Liquidity Locks
Last updated
Last updated
Locking liquidity prevents holders of liquidity provider tokens (LP tokens) from withdrawing their funds from a liquidity pool. This is achieved by sending holders' LP tokens to a time-locked smart contract, usually through a liquidity locking service. The Solana ecosystem is notably lacking a dependable, efficient LP locking protocol, and this void is one that SOLOCKER fills perfectly. When locking LP, project founders can set specific time durations for unlocking the funds, split locks into smaller locks with different owner addresses and end dates, and transfer ownership of a lock to another wallet address. While the lock is active, the token holder cannot access the tokens.
Once the lock expires, the token holder can withdraw their LP tokens using the dashboard on the SOLOCKER app. These LP tokens can then be redeemed for the token pair within the liquidity pool on Raydium. Liquidity pools are token funds locked into a smart contract that users provide to facilitate trading on a decentralized exchange (DEX), the most popular of which on Solana is Raydium.

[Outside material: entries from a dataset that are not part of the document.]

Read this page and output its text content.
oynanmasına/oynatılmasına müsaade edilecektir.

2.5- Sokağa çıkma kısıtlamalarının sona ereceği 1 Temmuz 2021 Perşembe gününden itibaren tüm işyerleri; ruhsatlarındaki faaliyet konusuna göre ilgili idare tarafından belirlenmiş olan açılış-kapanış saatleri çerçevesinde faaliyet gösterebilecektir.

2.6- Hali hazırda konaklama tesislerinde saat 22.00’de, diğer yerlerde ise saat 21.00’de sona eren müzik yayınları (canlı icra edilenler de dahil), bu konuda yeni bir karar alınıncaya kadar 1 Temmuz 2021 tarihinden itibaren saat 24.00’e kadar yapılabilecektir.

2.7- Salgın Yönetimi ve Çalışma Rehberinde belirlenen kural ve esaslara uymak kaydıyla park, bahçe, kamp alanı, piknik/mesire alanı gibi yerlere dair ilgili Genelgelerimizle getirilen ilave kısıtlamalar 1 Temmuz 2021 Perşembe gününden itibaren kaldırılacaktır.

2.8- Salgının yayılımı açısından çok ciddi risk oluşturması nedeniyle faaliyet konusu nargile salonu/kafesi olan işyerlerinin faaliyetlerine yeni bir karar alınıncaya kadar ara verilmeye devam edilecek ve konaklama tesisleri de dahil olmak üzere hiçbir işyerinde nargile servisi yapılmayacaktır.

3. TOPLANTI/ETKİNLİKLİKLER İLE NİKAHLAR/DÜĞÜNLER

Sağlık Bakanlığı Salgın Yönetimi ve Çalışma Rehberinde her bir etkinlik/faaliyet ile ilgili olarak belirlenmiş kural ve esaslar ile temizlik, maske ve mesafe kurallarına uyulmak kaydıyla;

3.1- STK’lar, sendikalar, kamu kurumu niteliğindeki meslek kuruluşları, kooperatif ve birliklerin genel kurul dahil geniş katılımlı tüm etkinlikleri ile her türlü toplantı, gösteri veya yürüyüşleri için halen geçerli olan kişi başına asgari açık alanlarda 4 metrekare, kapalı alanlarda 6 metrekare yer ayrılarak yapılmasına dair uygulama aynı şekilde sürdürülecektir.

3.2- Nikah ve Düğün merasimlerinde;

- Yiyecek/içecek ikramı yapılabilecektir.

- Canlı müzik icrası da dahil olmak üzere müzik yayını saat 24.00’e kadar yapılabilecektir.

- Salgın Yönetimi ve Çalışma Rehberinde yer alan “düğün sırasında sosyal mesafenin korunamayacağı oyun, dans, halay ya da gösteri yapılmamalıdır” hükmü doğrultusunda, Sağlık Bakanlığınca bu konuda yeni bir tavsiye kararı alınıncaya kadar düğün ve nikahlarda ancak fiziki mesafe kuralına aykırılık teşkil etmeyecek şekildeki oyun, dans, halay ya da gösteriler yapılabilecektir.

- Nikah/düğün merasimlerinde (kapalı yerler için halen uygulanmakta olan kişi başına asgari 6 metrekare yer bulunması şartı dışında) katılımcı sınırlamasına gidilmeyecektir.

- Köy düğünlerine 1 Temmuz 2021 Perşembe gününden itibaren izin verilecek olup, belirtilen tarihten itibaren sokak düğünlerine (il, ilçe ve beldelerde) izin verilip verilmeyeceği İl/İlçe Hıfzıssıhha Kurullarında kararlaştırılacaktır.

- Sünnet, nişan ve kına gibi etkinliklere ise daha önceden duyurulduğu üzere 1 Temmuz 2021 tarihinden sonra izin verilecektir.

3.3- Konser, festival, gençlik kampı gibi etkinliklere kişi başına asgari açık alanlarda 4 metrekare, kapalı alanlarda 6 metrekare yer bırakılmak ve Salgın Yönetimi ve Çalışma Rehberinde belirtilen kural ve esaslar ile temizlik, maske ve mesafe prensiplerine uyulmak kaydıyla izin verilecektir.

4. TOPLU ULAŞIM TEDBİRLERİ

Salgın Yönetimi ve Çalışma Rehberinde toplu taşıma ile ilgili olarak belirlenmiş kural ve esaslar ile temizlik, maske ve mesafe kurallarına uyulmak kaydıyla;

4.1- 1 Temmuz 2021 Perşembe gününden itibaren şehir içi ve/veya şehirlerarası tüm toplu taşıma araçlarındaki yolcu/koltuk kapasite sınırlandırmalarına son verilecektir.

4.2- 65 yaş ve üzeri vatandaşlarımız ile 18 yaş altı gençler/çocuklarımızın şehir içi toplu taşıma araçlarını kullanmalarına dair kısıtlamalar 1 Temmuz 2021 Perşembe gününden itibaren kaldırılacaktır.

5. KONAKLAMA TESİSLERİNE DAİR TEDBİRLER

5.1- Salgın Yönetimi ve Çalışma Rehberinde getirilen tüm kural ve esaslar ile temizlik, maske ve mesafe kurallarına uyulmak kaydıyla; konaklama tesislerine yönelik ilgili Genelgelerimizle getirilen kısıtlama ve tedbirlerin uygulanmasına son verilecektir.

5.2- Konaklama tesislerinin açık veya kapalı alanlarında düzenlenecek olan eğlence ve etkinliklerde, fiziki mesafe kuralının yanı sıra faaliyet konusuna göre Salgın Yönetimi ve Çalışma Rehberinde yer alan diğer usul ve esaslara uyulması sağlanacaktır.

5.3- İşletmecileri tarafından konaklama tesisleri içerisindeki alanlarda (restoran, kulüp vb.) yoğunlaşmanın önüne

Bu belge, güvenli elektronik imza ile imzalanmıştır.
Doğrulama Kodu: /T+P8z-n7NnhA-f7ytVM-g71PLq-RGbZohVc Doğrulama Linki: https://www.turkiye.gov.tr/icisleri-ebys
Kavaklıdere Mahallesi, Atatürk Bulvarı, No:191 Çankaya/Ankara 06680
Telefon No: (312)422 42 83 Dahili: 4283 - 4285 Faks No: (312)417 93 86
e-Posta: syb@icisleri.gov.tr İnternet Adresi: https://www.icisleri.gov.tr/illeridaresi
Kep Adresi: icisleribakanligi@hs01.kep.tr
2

Liquidity lockers can help prevent fraudulent activity (i.e., "rug pulls"), where the primary liquidity provider redeems all their LP tokens, leaving other investors unable to sell. Locking liquidity demonstrates a commitment to responsible and transparent liquidity pool management. Our platform publishes your lockup details and project information in an easy-to-read display, giving your investors confidence and security.
After connecting your Solana wallet and navigating to the dApp, begin the LP locking process by clicking on New Lock.
Once you have entered in your token address and mint address, you will then be able to select the amount of LP you would like to lock and the duration of the lock, signified by the calendar pop-up menu.
Once you have confirmed the date, you can review the transaction and proceed to payment.
Once you have deployed the lock, you will be able to see your locked LP pool in the main menu.